Каждый, кто угрожал евреям и неграм, более того, просто соглашается с тем, что все беды идут от носатых и черных, уже становился солдатом армии, которая готовилась защищать интересы все тех же фамилий. А чтобы найти наемников для Легиона, его руководители повсюду расставляли силки и ловушки.

Около года назад Андрей видел, как по городу пронеслась машина с голубым флагом одного из ярых легионеров экстремиста Гуго Штрайкера. «Сволочь!» — пробормотал ей вослед какой-то прохожий.

«Сволочь»… Это слово отныне могут произнести и вослед ему, художнику Стоуну. Но что поделаешь, отказываться от предложений Легиона, делать шаг назад он уже не в состоянии. А запрашивать Центр нет ни времени, ни возможности. Решение надо принимать на ходу.

«Сволочь»… Быть в чужом обличье, значит, соответствовать ему и в делах. Разведка — это красивое слово, призванное облагораживать грязную суть всяческого деяния, носящего истинное название шпионаж. Легенды о благородных разведчиках, всегда помнящих надуманный семейный долг, никого не предающих, гуманных и высокоморальных — это ложь от начала и до конца. Копаясь в дерьме, нельзя не пахнуть его ароматами.

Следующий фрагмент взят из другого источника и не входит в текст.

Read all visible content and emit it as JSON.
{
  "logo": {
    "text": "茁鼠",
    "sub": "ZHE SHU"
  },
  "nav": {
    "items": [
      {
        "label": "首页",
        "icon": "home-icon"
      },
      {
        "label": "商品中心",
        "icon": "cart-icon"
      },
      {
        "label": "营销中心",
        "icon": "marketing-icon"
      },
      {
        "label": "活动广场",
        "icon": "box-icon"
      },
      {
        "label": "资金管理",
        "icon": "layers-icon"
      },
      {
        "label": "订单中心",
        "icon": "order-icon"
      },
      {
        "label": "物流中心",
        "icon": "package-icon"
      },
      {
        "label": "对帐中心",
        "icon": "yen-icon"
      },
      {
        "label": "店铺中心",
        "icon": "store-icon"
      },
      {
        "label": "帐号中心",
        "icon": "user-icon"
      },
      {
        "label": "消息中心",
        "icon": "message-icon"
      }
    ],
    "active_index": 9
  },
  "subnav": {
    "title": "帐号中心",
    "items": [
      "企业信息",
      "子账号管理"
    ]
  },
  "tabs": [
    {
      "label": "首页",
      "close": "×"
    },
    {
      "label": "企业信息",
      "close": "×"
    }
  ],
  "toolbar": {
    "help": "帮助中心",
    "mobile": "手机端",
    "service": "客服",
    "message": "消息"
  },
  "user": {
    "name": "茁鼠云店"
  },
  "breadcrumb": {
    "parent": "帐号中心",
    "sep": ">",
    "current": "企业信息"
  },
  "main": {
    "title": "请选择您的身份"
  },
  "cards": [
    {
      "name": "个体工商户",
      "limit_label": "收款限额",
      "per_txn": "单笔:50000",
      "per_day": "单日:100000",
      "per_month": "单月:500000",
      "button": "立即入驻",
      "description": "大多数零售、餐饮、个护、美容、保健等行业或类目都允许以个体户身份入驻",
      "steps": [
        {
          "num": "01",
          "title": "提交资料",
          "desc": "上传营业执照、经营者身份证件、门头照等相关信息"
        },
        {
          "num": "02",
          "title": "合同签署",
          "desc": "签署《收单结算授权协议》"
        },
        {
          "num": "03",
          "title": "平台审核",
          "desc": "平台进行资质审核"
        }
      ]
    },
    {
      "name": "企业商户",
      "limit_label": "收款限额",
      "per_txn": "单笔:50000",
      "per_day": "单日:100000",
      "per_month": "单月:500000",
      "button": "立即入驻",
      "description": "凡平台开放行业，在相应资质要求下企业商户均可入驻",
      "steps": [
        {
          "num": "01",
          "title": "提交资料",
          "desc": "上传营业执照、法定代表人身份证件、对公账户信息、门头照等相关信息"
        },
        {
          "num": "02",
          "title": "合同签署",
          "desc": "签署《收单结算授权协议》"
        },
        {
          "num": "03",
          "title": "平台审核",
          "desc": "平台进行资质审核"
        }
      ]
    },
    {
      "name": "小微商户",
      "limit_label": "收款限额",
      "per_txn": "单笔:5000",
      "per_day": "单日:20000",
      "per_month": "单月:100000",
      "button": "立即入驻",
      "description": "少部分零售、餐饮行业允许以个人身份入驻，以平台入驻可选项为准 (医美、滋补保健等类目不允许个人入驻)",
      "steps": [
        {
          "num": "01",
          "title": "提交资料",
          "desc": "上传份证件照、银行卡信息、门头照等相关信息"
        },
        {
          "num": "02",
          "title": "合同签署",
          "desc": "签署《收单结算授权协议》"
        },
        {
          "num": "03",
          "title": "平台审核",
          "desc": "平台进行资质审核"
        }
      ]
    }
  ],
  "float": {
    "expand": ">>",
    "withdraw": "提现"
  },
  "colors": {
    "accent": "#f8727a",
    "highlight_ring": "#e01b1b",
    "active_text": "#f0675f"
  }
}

Однажды Корицкий показал Андрею высокого седого мужчину, приехавшего в Питомник. Лицо его было печальным и суровым. Пояснил:

— Полковник Ваганин Василий Кузьмич. Оберфюрер СС.

Позже Андрей узнал историю этого человека, внешне героическую, а по существу глубоко трагическую, не поддающуюся однозначной оценке.

Ваганин был блестящим разведчиком, самоотверженным, отчаянным человеком. Легализовавшись в Германии еще до прихода Гитлера к власти, он вступил в нацистскую партию и попал на службу в СС. С началом войны против Советского Союза Ваганин, или иначе гауптштурмфюрер СС Эрих Шмидт, стал заместителем начальника зондеркоманды, которая обеспечивала безопасность одного из армейских штабов группы Центр. Место и положение Шмидта позволяли ему быть в курсе многих военных и государственных секретов гитлеровского рейха. Он, например, заранее знал маршруты перемещения штаба, боевые задачи дивизий, их точный списочный состав, средства поддержки и усиления.

С точки зрения руководства разведки, Ваганину не приходилось желать лучшего места. Но сам Ваганин понимал, что ничего хуже его должности для русского патриота придумать нельзя.

Что ни день, Ваганин видел, как фашисты уничтожают его соотечественников. Как командир зондеркоманды Хайнц Носке, обеспечивая безопасность, поголовно выбивал жителей сел, в которых предполагалось разместить штаб группы Центр. При этом в зондеркоманде действовала круговая порука. На акции по истреблению населения обязаны были выезжать все офицеры, в том числе работники штаба.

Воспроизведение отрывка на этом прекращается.